Closed itsdfish closed 2 years ago
Thanks for opening this issue. This is already on the priority list of Turing team. Adding support for handling discrete variables, and combining different sampling algorithms to form more efficient inference engines are among the original motivations of Turing. However, the challenge is not from the inference side. We can quickly implement samplers currently available in JAGS. The real barrier is the compiler, which currently only tracks values of random variables, but ignores their dependencies. This lack of dependency information makes it hard to derive Gibbs conditionals automatically.

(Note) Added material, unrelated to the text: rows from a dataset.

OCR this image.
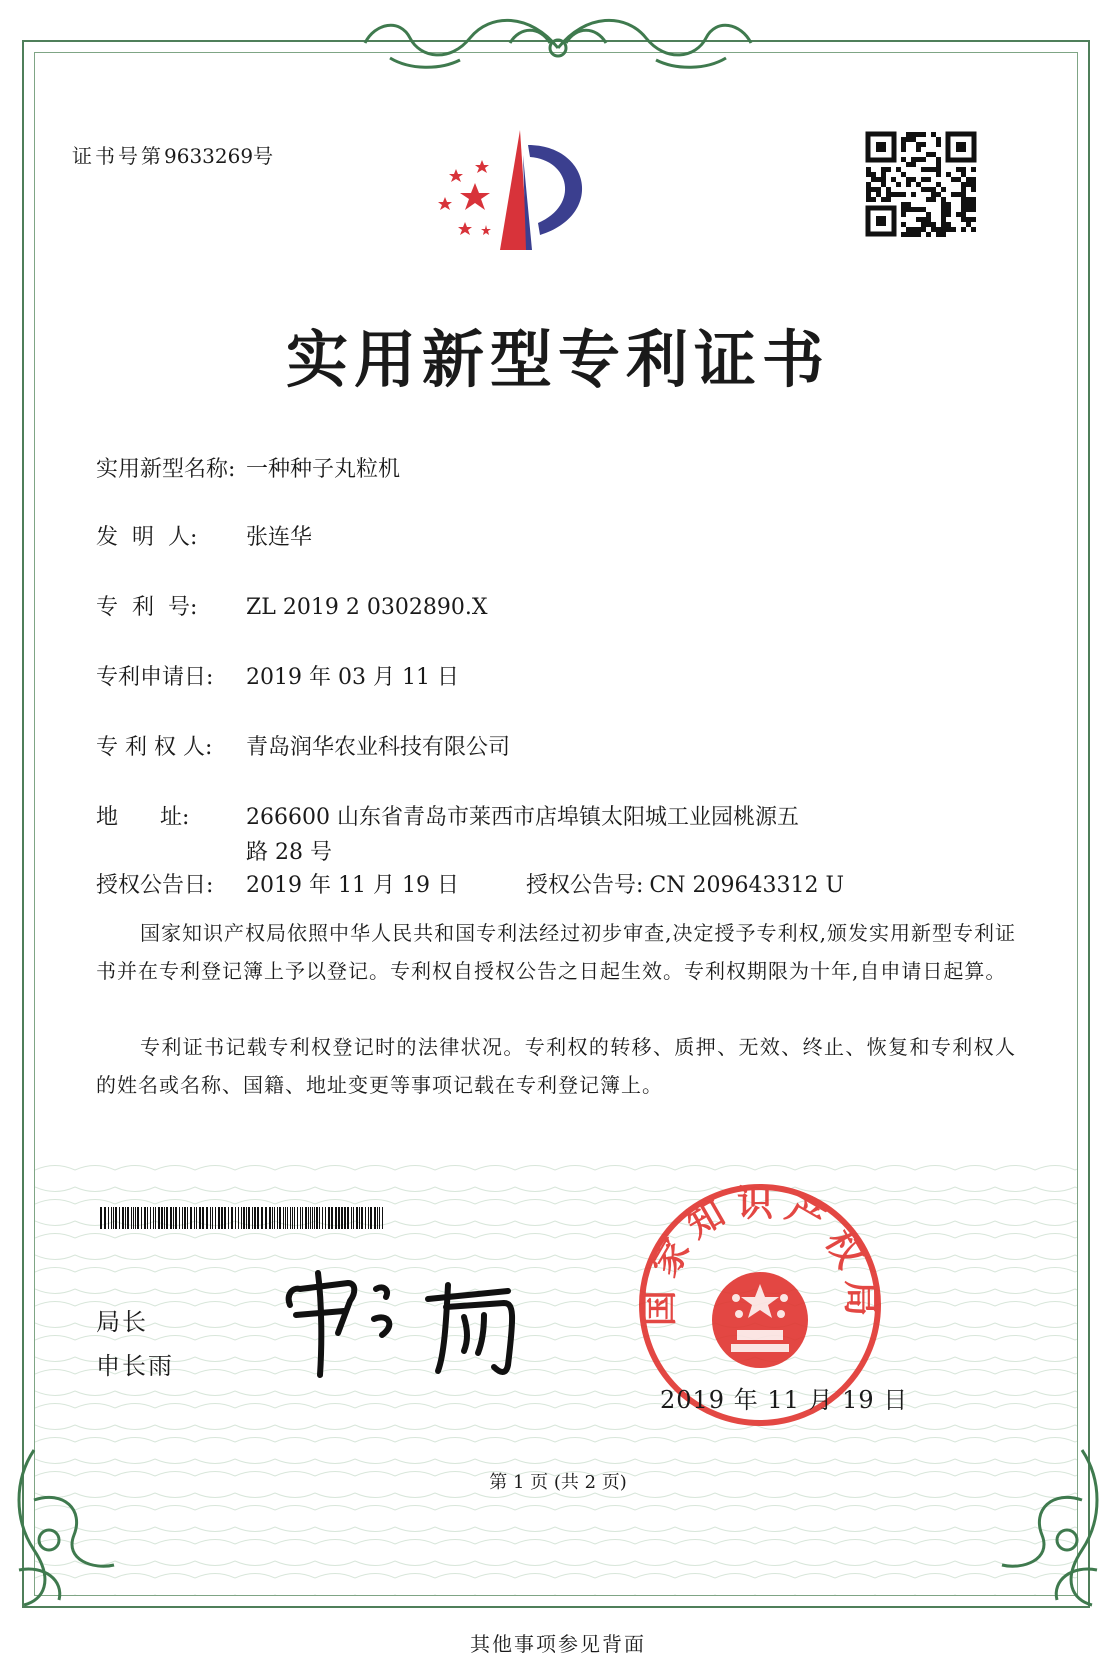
证书号第9633269号
实用新型专利证书
实用新型名称: 一种种子丸粒机
发  明  人: 张连华
专  利  号: ZL 2019 2 0302890.X
专利申请日: 2019 年 03 月 11 日
专 利 权 人: 青岛润华农业科技有限公司
地      址:	266600 山东省青岛市莱西市店埠镇太阳城工业园桃源五
路 28 号
授权公告日: 2019 年 11 月 19 日	授权公告号: CN 209643312 U
国家知识产权局依照中华人民共和国专利法经过初步审查,决定授予专利权,颁发实用新型专利证书并在专利登记簿上予以登记。专利权自授权公告之日起生效。专利权期限为十年,自申请日起算。
专利证书记载专利权登记时的法律状况。专利权的转移、质押、无效、终止、恢复和专利权人的姓名或名称、国籍、地址变更等事项记载在专利登记簿上。
局长
申长雨
国家知识产权局
2019 年 11 月 19 日
第 1 页 (共 2 页)
其他事项参见背面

One reason why it's harder to implement dependency tracking in Turing, compared to other libraries like JAGS
, Mamba.jl
, is that Turing takes a tracing approach (aka define-by-run) for defining models. Libraries like JAGS
take a different approach, which is based on a scripting (aka define-and-run
) approach. The tracing approach is argubly more general and user-friendly: 1) it supports models with varying dimensionality, like Dirichlet processes; 2) it makes models easier to implement and debug.
Unfortunately, these properties also mean that the graphical model underlying a Turing program can be dynamic, i.e. both edges and the total number of nodes could vary during inference.
To address these issues, add support for JAGS style inference and other advanced inference methods in Turing, we have started several projects. Below is some related ongoing PRs/work:
@cpfiffer is working on a significant PR https://github.com/TuringLang/Turing.jl/pull/793 which will bring Turing one step closer towards plug-and-play inference.
Over the summer, @trappmartin @phipsgabler and myself have started re-implementing the Turing compiler to support dynamic dependency tracking. This new compiler should enable JAGS style Gibbs sampling, and other advanced inference methods like messaging passing algorithms. If you're interested, pls take a look at the following repo https://github.com/phipsgabler/DynamicComputationGraphs.jl and post your thoughts here.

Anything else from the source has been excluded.